The autopsy came back with a conclusive report. Myocardic infarction (sp?). A heart attack. One of the main arteries going into her heart was underdeveloped and had an abnormal growth, preventing normal blood flow. The doctors said it was a freak occurence, not genetic, and there was absolutely no way that I could have done anything different or that I could have caused it. I wonder if there will come a day when I don't have those "what if?" questions running through my head. Probably not.

Once the autopsy came back, we were able to put her to rest. About two weeks later, the depression symptoms started sinking in. I will share that experience in a later post.

4 comments:

Grace Peterson said...

Oh Amy Dear, Such agony! I FEEL your pain and it hurts, big time.

I can understand the pragmatic versus the emotional. Okay pragmatically, you can absolve yourself of any mother-guilt. It wasn't your fault. It was a freak occurrence, black and white. But the emotional side is much grayer. The what ifs, oh God how they must play on you! [With a kid dealing with Autism, I understand this to some extent.] The guilt. The desire to be a good parent and how, despite my best efforts there are inexplicable roadblocks. This, while millions of women could give a shit about their kids. SO UNFAIR. And then there are the people who, insensitive or naive or both, offer the pat answers and try to get you to stop suffering, not for your sake but for theirs. They don't want to see you like this. It's all about them, even with their good intentions. I hope I'm not one of those people.

You had a butt load of stuff going on and yet it seems to me, [granted, my point of view is limited] you've handled it all with dignity and grace. And continue to.

I could say, Amy this is going to work for good in the long run. Eventually you'll see the silver lining, etc. But does it help? Probably not. What does help? Sunshine? Time? Diversions? Medication? Exercise? Counseling? Having more kids?
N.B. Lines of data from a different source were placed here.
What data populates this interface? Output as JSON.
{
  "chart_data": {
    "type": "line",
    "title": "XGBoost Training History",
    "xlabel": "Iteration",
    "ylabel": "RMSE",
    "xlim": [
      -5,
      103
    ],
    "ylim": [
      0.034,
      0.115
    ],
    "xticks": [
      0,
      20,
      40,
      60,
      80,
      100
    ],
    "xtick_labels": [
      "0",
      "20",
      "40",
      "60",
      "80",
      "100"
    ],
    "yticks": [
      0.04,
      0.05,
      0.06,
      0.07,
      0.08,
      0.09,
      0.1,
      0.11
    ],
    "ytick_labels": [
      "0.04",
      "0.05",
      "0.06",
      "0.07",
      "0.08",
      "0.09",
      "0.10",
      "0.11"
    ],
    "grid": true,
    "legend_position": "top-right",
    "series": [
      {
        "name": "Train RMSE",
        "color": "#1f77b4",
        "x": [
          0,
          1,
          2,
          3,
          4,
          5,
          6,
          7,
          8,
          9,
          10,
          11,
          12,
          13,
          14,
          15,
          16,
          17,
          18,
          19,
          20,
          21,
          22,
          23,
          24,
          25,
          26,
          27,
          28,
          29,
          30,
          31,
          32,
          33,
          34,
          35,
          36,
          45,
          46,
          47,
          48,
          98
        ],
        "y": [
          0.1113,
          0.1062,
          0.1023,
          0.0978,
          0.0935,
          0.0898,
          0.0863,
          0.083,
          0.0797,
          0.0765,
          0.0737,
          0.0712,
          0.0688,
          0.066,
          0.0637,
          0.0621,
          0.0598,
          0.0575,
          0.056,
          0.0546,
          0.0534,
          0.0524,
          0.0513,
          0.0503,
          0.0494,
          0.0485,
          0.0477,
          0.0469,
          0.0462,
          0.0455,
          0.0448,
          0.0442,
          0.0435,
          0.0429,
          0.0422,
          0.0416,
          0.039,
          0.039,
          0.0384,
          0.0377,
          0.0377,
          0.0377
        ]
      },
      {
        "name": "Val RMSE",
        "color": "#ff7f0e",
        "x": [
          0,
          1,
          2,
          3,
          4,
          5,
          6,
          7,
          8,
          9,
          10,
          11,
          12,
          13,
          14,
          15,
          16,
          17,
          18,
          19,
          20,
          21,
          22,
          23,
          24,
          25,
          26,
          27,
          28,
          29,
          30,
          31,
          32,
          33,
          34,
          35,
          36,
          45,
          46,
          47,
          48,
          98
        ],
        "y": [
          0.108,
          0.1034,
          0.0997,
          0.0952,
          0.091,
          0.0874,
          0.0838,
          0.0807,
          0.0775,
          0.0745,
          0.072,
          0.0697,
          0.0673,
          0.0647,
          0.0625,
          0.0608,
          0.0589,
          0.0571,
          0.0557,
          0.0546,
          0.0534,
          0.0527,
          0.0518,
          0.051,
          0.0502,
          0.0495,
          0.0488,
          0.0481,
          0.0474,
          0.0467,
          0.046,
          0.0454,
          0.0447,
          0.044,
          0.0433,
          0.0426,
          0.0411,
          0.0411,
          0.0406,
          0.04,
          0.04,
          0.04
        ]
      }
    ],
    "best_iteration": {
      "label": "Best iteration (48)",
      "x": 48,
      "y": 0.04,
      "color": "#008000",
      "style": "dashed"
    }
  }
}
I don't know.

I hope that on some level, it helps knowing that, admittedly limited, to some extent I understand.

I look forward to your next installment. You should consider writing a memoir. Love you!

tucker said...

Amy, Thank you for sharing your story. so much heart. the pain you must be in. to have carried your sweet girl all those months. to deliver her. you share your thoughts and fears so openly... i know this will help many others to read who find themselves in a similar place of pain, grief and lose. the most striking words for me in your post are these, as they speak to our tendency as mothers to blame ourselves when something goes wrong-

"I hadn't been taking my prenatal vitamins... could that have caused it? What about the antidepressants I was on? I gained about 20 pounds more than I should have... maybe that killed her. Maybe all the stress I was under killed her. And, my most shameful, lifelong guilty conscience wonders if the occasional beer that I partook in may have had an affect."

I have miscarried 5 times and the first 3 or 4 i just knew i was doing SOMETHING wrong. by 5 it finally dawned on me... these were just the circumstances of my life. they were not my fault... and they sure as heck did not define me - who i am - who i can be. it has been a long, hard and at times hugely rewarding healing process. i pray for good friends to surround you, loving arms to hold you and a free flow of tears as often and as many times as you want to go there. i am crying now for you... and for me... even these few years later.

blessings- and may your heart find peace in all the pain.

Suzanne aka ZenMommy

Grace Peterson said...

Hi Amy~~ Did I miss Jemma's photo or is it posted since yesterday? I love, love, love that photo!

Amy Manning said...

I posted it later. I love thhat photo too!